TC Energy prioritizes US projects as Canadian pipeline inquiries persist

TC Energy shifts capital to US ventures while addressing questions on tariffs and pipeline expansion

TC Energy prioritizes US projects as Canadian pipeline inquiries persist

TC Energy Corp. remains focused on expansion in the United States, as chief executive François Poirier stated during a quarterly earnings call, but he avoided committing to any new major Canadian pipeline projects.

According to Financial Post, Poirier said, “Right now, we see the highest risk-adjusted returns being in the United States. The vast majority of our discretionary capital is going, and we expect that it will continue to go, into the United States.”

The discussion comes amid renewed public interest in major Canadian export pipelines following former US President Donald Trump’s proposal for a 10 percent tariff on Canadian and Mexican energy.

However, TC Energy noted that conditions have changed since it initially proposed the Energy East project.

The company’s Canadian Mainline, which was once underused and considered for crude oil transport as part of Energy East, is now fully contracted.

TC Energy stated that one segment of the Mainline, Line 2, remains unavailable but could be restored depending on market conditions.

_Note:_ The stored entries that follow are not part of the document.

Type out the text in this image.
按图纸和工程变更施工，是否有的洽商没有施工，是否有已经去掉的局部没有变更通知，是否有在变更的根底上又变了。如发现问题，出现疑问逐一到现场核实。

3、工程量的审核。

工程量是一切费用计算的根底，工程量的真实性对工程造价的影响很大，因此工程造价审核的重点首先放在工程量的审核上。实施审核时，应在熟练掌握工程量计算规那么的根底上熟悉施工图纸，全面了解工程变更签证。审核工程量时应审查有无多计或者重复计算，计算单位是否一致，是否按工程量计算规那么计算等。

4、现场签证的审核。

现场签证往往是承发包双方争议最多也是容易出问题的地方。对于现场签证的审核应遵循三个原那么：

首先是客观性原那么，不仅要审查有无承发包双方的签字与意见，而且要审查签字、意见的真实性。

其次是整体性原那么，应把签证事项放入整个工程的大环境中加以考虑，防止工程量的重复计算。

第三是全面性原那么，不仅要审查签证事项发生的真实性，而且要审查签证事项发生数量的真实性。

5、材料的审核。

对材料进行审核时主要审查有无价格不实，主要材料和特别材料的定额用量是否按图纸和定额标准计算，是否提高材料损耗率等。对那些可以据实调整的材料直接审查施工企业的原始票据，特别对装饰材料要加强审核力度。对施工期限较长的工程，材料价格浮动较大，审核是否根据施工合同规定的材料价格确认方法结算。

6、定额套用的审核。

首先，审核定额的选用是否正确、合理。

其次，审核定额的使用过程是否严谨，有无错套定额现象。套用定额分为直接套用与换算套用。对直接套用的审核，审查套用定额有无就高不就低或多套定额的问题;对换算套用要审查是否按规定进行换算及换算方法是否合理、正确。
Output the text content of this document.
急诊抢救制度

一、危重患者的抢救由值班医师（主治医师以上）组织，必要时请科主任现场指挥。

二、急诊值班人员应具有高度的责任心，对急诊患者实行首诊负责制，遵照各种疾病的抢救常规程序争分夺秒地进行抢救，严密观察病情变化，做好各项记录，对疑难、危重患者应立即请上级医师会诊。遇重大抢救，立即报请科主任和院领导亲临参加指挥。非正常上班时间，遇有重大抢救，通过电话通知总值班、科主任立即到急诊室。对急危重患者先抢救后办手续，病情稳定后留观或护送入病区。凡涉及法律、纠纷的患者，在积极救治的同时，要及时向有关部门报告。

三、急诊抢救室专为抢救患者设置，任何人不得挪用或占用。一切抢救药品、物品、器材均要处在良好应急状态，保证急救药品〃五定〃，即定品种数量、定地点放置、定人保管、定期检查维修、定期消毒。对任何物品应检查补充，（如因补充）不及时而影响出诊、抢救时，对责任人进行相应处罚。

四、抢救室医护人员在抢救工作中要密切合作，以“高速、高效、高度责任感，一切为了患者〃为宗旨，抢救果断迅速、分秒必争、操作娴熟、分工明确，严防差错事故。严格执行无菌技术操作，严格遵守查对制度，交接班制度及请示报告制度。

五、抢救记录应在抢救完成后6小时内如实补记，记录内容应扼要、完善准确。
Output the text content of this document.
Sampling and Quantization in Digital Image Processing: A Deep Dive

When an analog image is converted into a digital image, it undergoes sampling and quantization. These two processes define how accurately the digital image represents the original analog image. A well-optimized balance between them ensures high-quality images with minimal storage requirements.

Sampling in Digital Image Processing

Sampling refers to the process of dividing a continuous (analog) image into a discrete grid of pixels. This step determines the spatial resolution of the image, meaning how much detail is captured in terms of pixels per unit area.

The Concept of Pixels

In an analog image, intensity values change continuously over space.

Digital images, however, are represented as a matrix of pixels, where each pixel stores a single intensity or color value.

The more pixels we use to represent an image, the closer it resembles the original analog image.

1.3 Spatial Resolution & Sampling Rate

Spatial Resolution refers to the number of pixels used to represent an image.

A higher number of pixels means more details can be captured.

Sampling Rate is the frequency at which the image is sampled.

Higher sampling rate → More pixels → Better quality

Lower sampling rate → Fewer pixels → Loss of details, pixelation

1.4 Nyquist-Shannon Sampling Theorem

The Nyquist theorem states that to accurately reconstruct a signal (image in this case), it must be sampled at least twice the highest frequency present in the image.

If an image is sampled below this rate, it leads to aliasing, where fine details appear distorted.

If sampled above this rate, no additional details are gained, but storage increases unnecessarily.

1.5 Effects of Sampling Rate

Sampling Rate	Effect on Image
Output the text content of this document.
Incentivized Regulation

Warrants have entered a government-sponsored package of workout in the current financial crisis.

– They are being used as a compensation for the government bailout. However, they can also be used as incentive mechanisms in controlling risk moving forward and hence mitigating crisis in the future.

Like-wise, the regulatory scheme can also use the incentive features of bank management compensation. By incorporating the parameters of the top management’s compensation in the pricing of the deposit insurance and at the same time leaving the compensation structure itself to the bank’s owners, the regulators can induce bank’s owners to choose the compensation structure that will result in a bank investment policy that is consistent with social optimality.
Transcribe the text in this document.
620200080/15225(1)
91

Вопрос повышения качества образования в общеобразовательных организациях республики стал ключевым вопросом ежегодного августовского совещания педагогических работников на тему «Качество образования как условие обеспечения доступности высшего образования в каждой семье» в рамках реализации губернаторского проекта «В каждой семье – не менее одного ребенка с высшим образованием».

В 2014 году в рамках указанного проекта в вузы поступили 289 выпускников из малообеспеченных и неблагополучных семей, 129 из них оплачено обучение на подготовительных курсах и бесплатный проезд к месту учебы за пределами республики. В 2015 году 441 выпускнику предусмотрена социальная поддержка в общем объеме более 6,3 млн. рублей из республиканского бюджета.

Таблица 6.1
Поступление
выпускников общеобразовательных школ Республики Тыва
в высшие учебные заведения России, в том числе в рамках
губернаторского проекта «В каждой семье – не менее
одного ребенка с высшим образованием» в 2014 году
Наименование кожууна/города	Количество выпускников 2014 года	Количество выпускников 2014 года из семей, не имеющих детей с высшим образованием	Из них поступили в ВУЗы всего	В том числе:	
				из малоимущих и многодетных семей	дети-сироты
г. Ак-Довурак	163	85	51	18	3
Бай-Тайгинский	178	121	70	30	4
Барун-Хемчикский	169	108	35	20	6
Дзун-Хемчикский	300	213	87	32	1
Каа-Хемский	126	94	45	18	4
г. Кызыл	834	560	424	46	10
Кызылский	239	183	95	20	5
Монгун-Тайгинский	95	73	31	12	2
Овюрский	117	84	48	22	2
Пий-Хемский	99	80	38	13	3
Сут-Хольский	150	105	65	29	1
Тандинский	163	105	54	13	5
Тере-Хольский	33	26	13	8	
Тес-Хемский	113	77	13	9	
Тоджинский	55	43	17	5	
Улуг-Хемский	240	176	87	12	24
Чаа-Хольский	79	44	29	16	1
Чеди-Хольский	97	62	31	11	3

Additionally, TC Energy spun off its oil pipeline business last October, forming South Bow Corp.

Addressing inquiries about a national ‘energy corridor,’ Poirier pointed to South Bow, stating, “With respect to what I would call an ‘energy corridor’ from coast to coast to coast—lots of inquiries on the liquid side—I would refer those to our friends and former colleagues at South Bow.”

Despite its cautious stance on new Canadian oil pipeline projects, the company is optimistic about expanding the LNG Canada project.

Poirier highlighted the potential for increasing capacity on the Coastal GasLink pipeline by deploying additional compressor stations, stating, “There is absolutely demand for more LNG export and market opportunity for us to prosecute. We’re very bullish about the prospects for CGL phase two happening.”

TC Energy exceeded analyst expectations by reporting a $1.1bn profit, or $1.05 per share, in the final quarter of 2024.

While its Canadian and US natural gas pipelines showed lower earnings year over year, these declines were offset by gains in its power business and its natural gas operations in Mexico. The weakening peso contributed to the gains, as TC Energy’s revenues there are paid in US dollars.

The company also announced the mechanical completion of its Southeast Gateway pipeline project in Mexico. The offshore natural gas pipeline spans 715 kilometres and came in 13 percent under budget. TC Energy expects the pipeline to be in service by May 1.

TC Energy also faced investor concerns regarding the potential impact of US tariffs on its North American operations, which include pipelines, power generation, and storage assets.

The company reassured stakeholders that its exposure to tariffs is minimal in the short term, as most of its revenue comes from regulated cost-of-service pipeline tolls and take-or-pay contracts.

Poirier acknowledged that prolonged tariffs could influence capital allocation but emphasized the company’s ability to adjust investments based on energy demand across its three operating regions.

“The majority of TC’s discretionary capital spending would go to projects transporting US production to US demand centres so ‘there would be no tariff impacts,’” he said.

According to Reuters, South Bow Corp. began trading on the Toronto Stock Exchange after spinning off from TC Energy in October 2024.

The company operates 4,900 kilometres of oil pipeline infrastructure, including the Keystone pipeline, which transports 622,000 barrels of oil per day from Alberta to the US Midwest and Gulf Coast.

Analysts note that South Bow focuses on maximizing existing operations and returning cash to shareholders. However, they also highlight concerns about its substantial debt load, despite stable revenue from the Keystone pipeline.